Orang introvert berbeda dengan pemalu. Orang introvert adalah orang yang tidak banyak bicara, tapi tetap bisa percaya diri. Orang pemalu merasa dirinya kurang dibandingkan orang lain

Percaya diri itu bukan masalah teknik, tapi masalah mindset. Mindset itu bisa dibangun dengan cara menemukan diri kita. Temukan diri kita sespesifik mungkin, percaya diri kita pun akan semakin meningkat.

Dasar dari percaya diri (self-confidence) adalah harga diri (self-esteem). Dasar dari harga diri (self-esteem) adalah penerimaan diri (self-acceptance).

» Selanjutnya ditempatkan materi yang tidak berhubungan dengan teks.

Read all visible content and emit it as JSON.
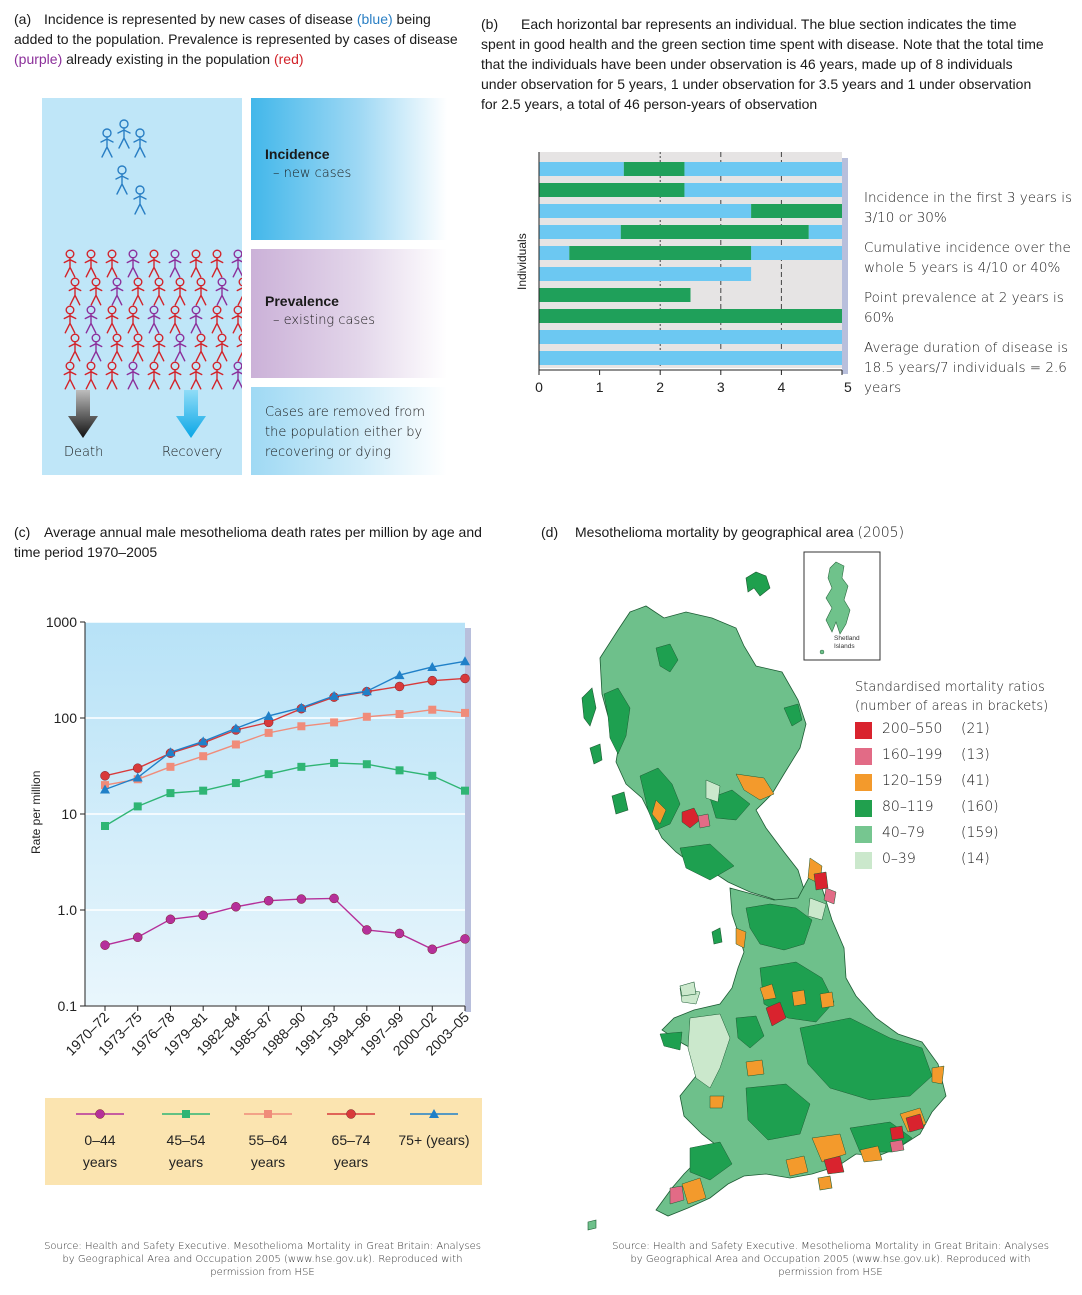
{
  "panel_a": {
    "label": "(a)",
    "caption_1": "Incidence is represented by new cases of disease ",
    "caption_blue": "(blue)",
    "caption_2": " being added to the population.  Prevalence is represented by cases of disease ",
    "caption_purple": "(purple)",
    "caption_3": " already existing in the population ",
    "caption_red": "(red)",
    "incidence_title": "Incidence",
    "incidence_sub": "– new cases",
    "prevalence_title": "Prevalence",
    "prevalence_sub": "– existing cases",
    "removal_text": "Cases are removed from the population either by recovering or dying",
    "death_label": "Death",
    "recovery_label": "Recovery",
    "colors": {
      "blue": "#2a7fc4",
      "purple": "#8b2f9a",
      "red": "#d2232a"
    }
  },
  "panel_b": {
    "label": "(b)",
    "caption": "Each horizontal bar represents an individual. The blue section indicates the time spent in good health and the green section time spent with disease. Note that the total time that the individuals have been under observation is 46 years, made up of 8 individuals under observation for 5 years, 1 under observation for 3.5 years and 1 under observation for 2.5 years, a total of 46 person-years of observation",
    "y_axis_label": "Individuals",
    "x_ticks": [
      "0",
      "1",
      "2",
      "3",
      "4",
      "5 years"
    ],
    "notes": [
      "Incidence in the first 3 years is 3/10 or 30%",
      "Cumulative incidence over the whole 5 years is 4/10 or 40%",
      "Point prevalence at 2 years is 60%",
      "Average duration of disease is 18.5 years/7 individuals = 2.6 years"
    ],
    "colors": {
      "healthy": "#6cc8f2",
      "disease": "#1fa05a",
      "background": "#e6e4e4"
    }
  },
  "panel_c": {
    "label": "(c)",
    "caption": "Average annual male mesothelioma death rates per million by age and time period 1970–2005",
    "source": "Source: Health and Safety Executive. Mesothelioma Mortality in Great Britain: Analyses by Geographical Area and Occupation 2005 (www.hse.gov.uk). Reproduced with permission from HSE"
  },
  "panel_d": {
    "label": "(d)",
    "caption": "Mesothelioma mortality by geographical area",
    "caption_year": "(2005)",
    "inset_label": "Shetland Islands",
    "legend_title": "Standardised mortality ratios (number of areas in brackets)",
    "legend": [
      {
        "range": "200–550",
        "count": "(21)",
        "color": "#d9232e"
      },
      {
        "range": "160–199",
        "count": "(13)",
        "color": "#e26b86"
      },
      {
        "range": "120–159",
        "count": "(41)",
        "color": "#f39a2c"
      },
      {
        "range": "80–119",
        "count": "(160)",
        "color": "#21a04e"
      },
      {
        "range": "40–79",
        "count": "(159)",
        "color": "#76c690"
      },
      {
        "range": "0–39",
        "count": "(14)",
        "color": "#cbe8cc"
      }
    ],
    "source": "Source: Health and Safety Executive. Mesothelioma Mortality in Great Britain: Analyses by Geographical Area and Occupation 2005 (www.hse.gov.uk). Reproduced with permission from HSE"
  },
  "chart_data": [
    {
      "type": "bar",
      "title": "Each horizontal bar represents an individual",
      "orientation": "horizontal",
      "xlabel": "years",
      "ylabel": "Individuals",
      "xlim": [
        0,
        5
      ],
      "reference_lines": [
        2,
        3,
        4
      ],
      "individuals": [
        {
          "healthy": [
            [
              0,
              1.4
            ],
            [
              2.4,
              5
            ]
          ],
          "disease": [
            [
              1.4,
              2.4
            ]
          ]
        },
        {
          "healthy": [
            [
              2.4,
              5
            ]
          ],
          "disease": [
            [
              0,
              2.4
            ]
          ]
        },
        {
          "healthy": [
            [
              0,
              3.5
            ]
          ],
          "disease": [
            [
              3.5,
              5
            ]
          ]
        },
        {
          "healthy": [
            [
              0,
              1.35
            ],
            [
              4.45,
              5
            ]
          ],
          "disease": [
            [
              1.35,
              4.45
            ]
          ]
        },
        {
          "healthy": [
            [
              0,
              0.5
            ],
            [
              3.5,
              5
            ]
          ],
          "disease": [
            [
              0.5,
              3.5
            ]
          ]
        },
        {
          "healthy": [
            [
              0,
              3.5
            ]
          ],
          "disease": []
        },
        {
          "healthy": [],
          "disease": [
            [
              0,
              2.5
            ]
          ]
        },
        {
          "healthy": [],
          "disease": [
            [
              0,
              5
            ]
          ]
        },
        {
          "healthy": [
            [
              0,
              5
            ]
          ],
          "disease": []
        },
        {
          "healthy": [
            [
              0,
              5
            ]
          ],
          "disease": []
        }
      ]
    },
    {
      "type": "line",
      "title": "Average annual male mesothelioma death rates per million by age and time period 1970–2005",
      "ylabel": "Rate per million",
      "yscale": "log",
      "ylim": [
        0.1,
        1000
      ],
      "y_ticks": [
        "0.1",
        "1.0",
        "10",
        "100",
        "1000"
      ],
      "categories": [
        "1970–72",
        "1973–75",
        "1976–78",
        "1979–81",
        "1982–84",
        "1985–87",
        "1988–90",
        "1991–93",
        "1994–96",
        "1997–99",
        "2000–02",
        "2003–05"
      ],
      "series": [
        {
          "name": "0–44 years",
          "marker": "circle",
          "color": "#b5309a",
          "values": [
            0.43,
            0.52,
            0.8,
            0.88,
            1.08,
            1.25,
            1.3,
            1.32,
            0.62,
            0.57,
            0.39,
            0.5
          ]
        },
        {
          "name": "45–54 years",
          "marker": "square",
          "color": "#2fb574",
          "values": [
            7.5,
            12,
            16.5,
            17.5,
            21,
            26,
            31,
            34,
            33,
            28.5,
            25,
            17.5
          ]
        },
        {
          "name": "55–64 years",
          "marker": "square",
          "color": "#f08c7a",
          "values": [
            20,
            23,
            31,
            40,
            53,
            70,
            82,
            90,
            103,
            110,
            122,
            113
          ]
        },
        {
          "name": "65–74 years",
          "marker": "circle",
          "color": "#d83a3a",
          "values": [
            25,
            30,
            43,
            55,
            75,
            90,
            125,
            165,
            188,
            213,
            245,
            258
          ]
        },
        {
          "name": "75+ (years)",
          "marker": "triangle",
          "color": "#2080c8",
          "values": [
            18,
            24,
            44,
            57,
            78,
            105,
            128,
            170,
            190,
            280,
            340,
            390
          ]
        }
      ]
    }
  ]
}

Ada kisah menarik dari seorang anak yang bernama Gillian Lynne yang didiagnosis menderita ADHD. Suatu ketika ibunya membawanya ke psikiater. Sang psikiater mengamati keunikan Gillian. Sang psikiater meninggalkan Gillian di ruangannya dengan alunan musik yang menyala. Sang psikiater dan ibunya mengamati perilaku Gillian yang mendengarkan musik tersebut. Gillian mulai menari mengikuti alunan musik. Gillian akhirnya menjadi ballerina profesional yang menciptakan lakon The Phantom of the Opera yang fenomenal

Kesimpulan : If you are confident, you are beautiful
If you wanna be happy, be happy now!